Was passiert mit den vielen toten Menschen, werden die noch im Krankenhaus kremiert? Das kann nicht sein, wie ahnungslos ich mal wieder bin. Also alle in Sammelbussen ins Krematorium. Dann sah ich Bilder aus Italien und New York, Kühlwagen, einer am anderen vor den Krankenhäusern aufgereiht. Und Massengräber für die Armen.

Das nächstgelegene Krematorium ist das in Baumschulenweg. Da fand auch die Kremation von Emmi statt. Ich hatte ihr eine weiße Glockenblume auf den Sarg gelegt. Aus einem Spalt am Sargdeckel guckte ein Zipfel weißen Stoffs hervor. Wir, die Familie und ich, saßen eine Weile voneinander getrennt, jeder für sich und schweigend. Und sahen später zu, wie der Sarg in die Feuer fuhr und wandelten in der Wandelhalle still umher.

Es ist siebzehn Jahre her, dass Emmi mir schrieb, sie sei heute im Krematorium Baumschulenweg gewesen, einer Schauspielerin wegen, die sie kenne.

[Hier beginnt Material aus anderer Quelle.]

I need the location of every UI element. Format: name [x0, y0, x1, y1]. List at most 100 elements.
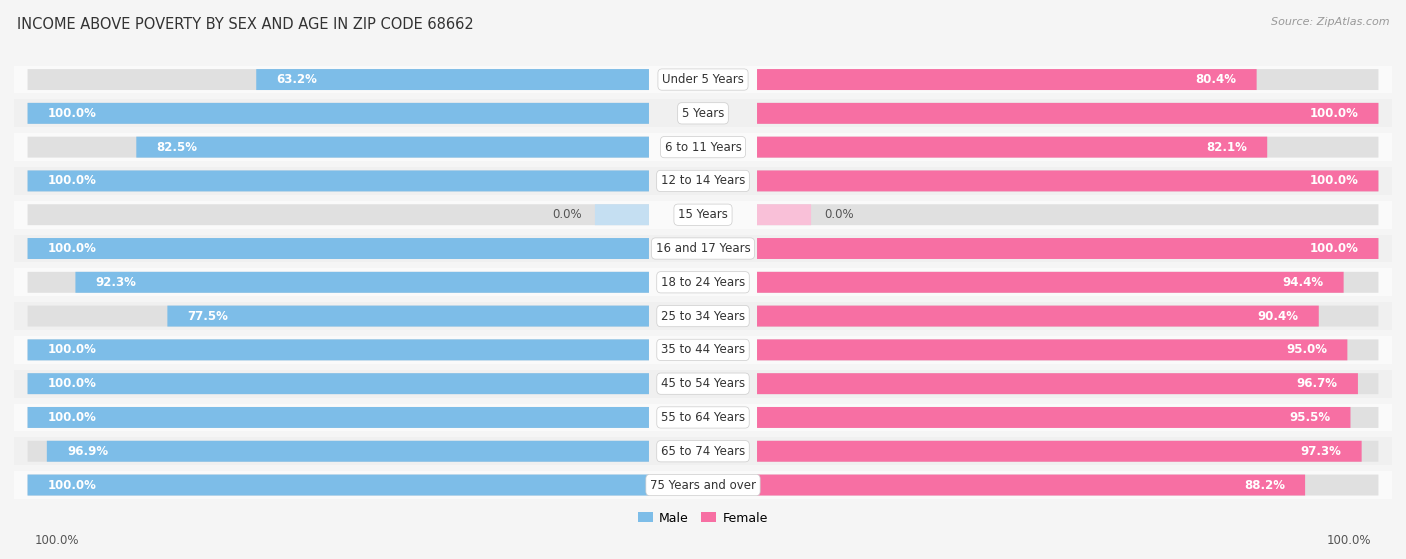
FancyBboxPatch shape	[28, 69, 650, 90]
Text: 100.0%: 100.0%	[48, 107, 97, 120]
FancyBboxPatch shape	[756, 204, 811, 225]
FancyBboxPatch shape	[14, 471, 1392, 499]
FancyBboxPatch shape	[756, 272, 1344, 293]
FancyBboxPatch shape	[756, 373, 1358, 394]
Text: Under 5 Years: Under 5 Years	[662, 73, 744, 86]
Text: 100.0%: 100.0%	[48, 174, 97, 187]
FancyBboxPatch shape	[28, 238, 650, 259]
Text: 94.4%: 94.4%	[1282, 276, 1323, 289]
Text: 100.0%: 100.0%	[48, 411, 97, 424]
FancyBboxPatch shape	[28, 475, 650, 495]
FancyBboxPatch shape	[756, 272, 1378, 293]
Text: 88.2%: 88.2%	[1244, 479, 1285, 491]
FancyBboxPatch shape	[756, 373, 1378, 394]
FancyBboxPatch shape	[28, 407, 650, 428]
FancyBboxPatch shape	[756, 306, 1319, 326]
Text: Source: ZipAtlas.com: Source: ZipAtlas.com	[1271, 17, 1389, 27]
FancyBboxPatch shape	[14, 370, 1392, 397]
FancyBboxPatch shape	[756, 339, 1378, 361]
Text: 12 to 14 Years: 12 to 14 Years	[661, 174, 745, 187]
FancyBboxPatch shape	[595, 204, 650, 225]
Text: 82.1%: 82.1%	[1206, 141, 1247, 154]
Text: 55 to 64 Years: 55 to 64 Years	[661, 411, 745, 424]
Text: 100.0%: 100.0%	[1309, 174, 1358, 187]
FancyBboxPatch shape	[14, 201, 1392, 229]
Text: 80.4%: 80.4%	[1195, 73, 1236, 86]
FancyBboxPatch shape	[28, 238, 650, 259]
FancyBboxPatch shape	[756, 170, 1378, 191]
Text: 96.7%: 96.7%	[1296, 377, 1337, 390]
Text: 15 Years: 15 Years	[678, 208, 728, 221]
Text: 96.9%: 96.9%	[67, 445, 108, 458]
FancyBboxPatch shape	[756, 407, 1351, 428]
FancyBboxPatch shape	[756, 238, 1378, 259]
FancyBboxPatch shape	[28, 170, 650, 191]
FancyBboxPatch shape	[756, 103, 1378, 124]
Text: 100.0%: 100.0%	[1326, 534, 1371, 547]
Text: 6 to 11 Years: 6 to 11 Years	[665, 141, 741, 154]
FancyBboxPatch shape	[14, 268, 1392, 296]
Text: 45 to 54 Years: 45 to 54 Years	[661, 377, 745, 390]
FancyBboxPatch shape	[136, 136, 650, 158]
FancyBboxPatch shape	[756, 204, 1378, 225]
Text: 82.5%: 82.5%	[156, 141, 198, 154]
FancyBboxPatch shape	[28, 204, 650, 225]
Text: INCOME ABOVE POVERTY BY SEX AND AGE IN ZIP CODE 68662: INCOME ABOVE POVERTY BY SEX AND AGE IN Z…	[17, 17, 474, 32]
Text: 16 and 17 Years: 16 and 17 Years	[655, 242, 751, 255]
Text: 25 to 34 Years: 25 to 34 Years	[661, 310, 745, 323]
Text: 0.0%: 0.0%	[824, 208, 855, 221]
Text: 100.0%: 100.0%	[48, 242, 97, 255]
FancyBboxPatch shape	[28, 373, 650, 394]
FancyBboxPatch shape	[28, 103, 650, 124]
FancyBboxPatch shape	[76, 272, 650, 293]
Text: 95.5%: 95.5%	[1289, 411, 1330, 424]
Text: 75 Years and over: 75 Years and over	[650, 479, 756, 491]
FancyBboxPatch shape	[14, 336, 1392, 364]
FancyBboxPatch shape	[756, 475, 1378, 495]
FancyBboxPatch shape	[14, 133, 1392, 161]
FancyBboxPatch shape	[756, 475, 1305, 495]
FancyBboxPatch shape	[756, 306, 1378, 326]
FancyBboxPatch shape	[756, 339, 1347, 361]
Text: 63.2%: 63.2%	[277, 73, 318, 86]
Text: 100.0%: 100.0%	[35, 534, 80, 547]
FancyBboxPatch shape	[28, 407, 650, 428]
Text: 65 to 74 Years: 65 to 74 Years	[661, 445, 745, 458]
Text: 100.0%: 100.0%	[48, 479, 97, 491]
FancyBboxPatch shape	[14, 66, 1392, 93]
Text: 5 Years: 5 Years	[682, 107, 724, 120]
FancyBboxPatch shape	[167, 306, 650, 326]
Text: 0.0%: 0.0%	[551, 208, 582, 221]
Text: 90.4%: 90.4%	[1257, 310, 1299, 323]
Text: 100.0%: 100.0%	[1309, 242, 1358, 255]
FancyBboxPatch shape	[46, 440, 650, 462]
FancyBboxPatch shape	[28, 373, 650, 394]
FancyBboxPatch shape	[756, 69, 1257, 90]
FancyBboxPatch shape	[756, 440, 1361, 462]
Text: 35 to 44 Years: 35 to 44 Years	[661, 343, 745, 357]
Text: 100.0%: 100.0%	[48, 343, 97, 357]
FancyBboxPatch shape	[28, 272, 650, 293]
FancyBboxPatch shape	[256, 69, 650, 90]
FancyBboxPatch shape	[28, 440, 650, 462]
Text: 97.3%: 97.3%	[1301, 445, 1341, 458]
FancyBboxPatch shape	[756, 136, 1378, 158]
FancyBboxPatch shape	[14, 235, 1392, 262]
FancyBboxPatch shape	[28, 306, 650, 326]
FancyBboxPatch shape	[28, 475, 650, 495]
FancyBboxPatch shape	[756, 238, 1378, 259]
Legend: Male, Female: Male, Female	[633, 506, 773, 529]
FancyBboxPatch shape	[28, 339, 650, 361]
Text: 92.3%: 92.3%	[96, 276, 136, 289]
FancyBboxPatch shape	[14, 167, 1392, 195]
FancyBboxPatch shape	[14, 302, 1392, 330]
Text: 95.0%: 95.0%	[1286, 343, 1327, 357]
FancyBboxPatch shape	[28, 170, 650, 191]
FancyBboxPatch shape	[756, 407, 1378, 428]
FancyBboxPatch shape	[14, 404, 1392, 432]
FancyBboxPatch shape	[14, 437, 1392, 465]
FancyBboxPatch shape	[756, 440, 1378, 462]
FancyBboxPatch shape	[756, 136, 1267, 158]
Text: 18 to 24 Years: 18 to 24 Years	[661, 276, 745, 289]
FancyBboxPatch shape	[756, 103, 1378, 124]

Sie schrieb, das Krematorium sei sehr zu empfehlen, ein schöner neuer Betonbau der Kanzleramts-Architekten Axel Schultes und Charlotte Frank. „Eine Halle mit scheinbar ungeordnet herumstehenden Säulen, die in Lichtkapitellen enden; in der Mitte ein Wasserbecken mit – so kam es mir jedenfalls vor – kugelförmiger, ruhiger Wasseroberfläche, über der ein weißes Marmorei schwebt; dann ein angenehm proportionierter Feierraum, in dem die Sitzreihen auf die gläserne Außenwand gerichtet sind, der grün-metallicfarbene Aluminiumlamellen vorgeblendet sind; durch die sieht man hinaus auf eine Baumlandschaft – dadurch entsteht eine ruhige, fast meditative Stimmung, man ist konzentriert für sich und doch zusammen mit den anderen.“

Dies, Emmis Kremation und ihr Brief, haben sich ineinander geschachtelt. Als würde eine Stimme sagen: Emmi, vierzehn Jahre später wirst du selbst hier aufgebahrt sein, und es sind die Augen der Anderen, die durch die gläserne Wand blicken. Und sie werden den Feierraum angenehm proportioniert finden und die grün-metallicfarbenen Aluminiumlamellen bemerken und das marmorne Ei bewundern… Und schon wieder dieses Innehalten in einer Zeitspirale, und ein warmer Schmerz, der diesmal der Lebenden gilt.  

Ich fürchte, dass im Falle mich dieser Virus erwischt, gar keine Musik spielt. Und dass ich auch nicht das schwarze Nachthemd tragen werde, das ich kürzlich eigens gekauft habe, um nicht wieder wie beim letzten Mal mich meiner löchrigen Shirts zu schämen, sondern einen am Rücken auseinanderklaffenden Kittel. Aber heute ist heute. Stunde um Stunde. Tag für Tag. Und ich gehe laufen, hin zu den Enten und Kranichen, dem Kuckuck, dem aufgebrochenen Frühling, dem ungestörten Himmel. Und am Abend trinke ich ein Schnapsglas vom Zitronen-Knoblauch-Elixier zur Stärkung der Abwehrkräfte (30 Zehen Knoblauch klein hacken, 5 bis 6 Biozitronen mit Schale zerkleinern, in einem Liter Wasser kurz aufwallen, dann stehen lassen und durchs Sieb gießen und in Flaschen füllen. Geschmack und Geruch von Knoblauch gehen völlig in den Zitronen auf). Und ich werde zwei Töpfe Schnittlauch und eine Clematis auf meinen Balkon pflanzen. Und Bach hören, zum Abend die Chaconne mit Gidon Kremer (You Tube). Ein Stück Musik, eine der größten Menschheitsleistungen überhaupt, wie Brahms sagte, das mich immer ergreift und immer rettet.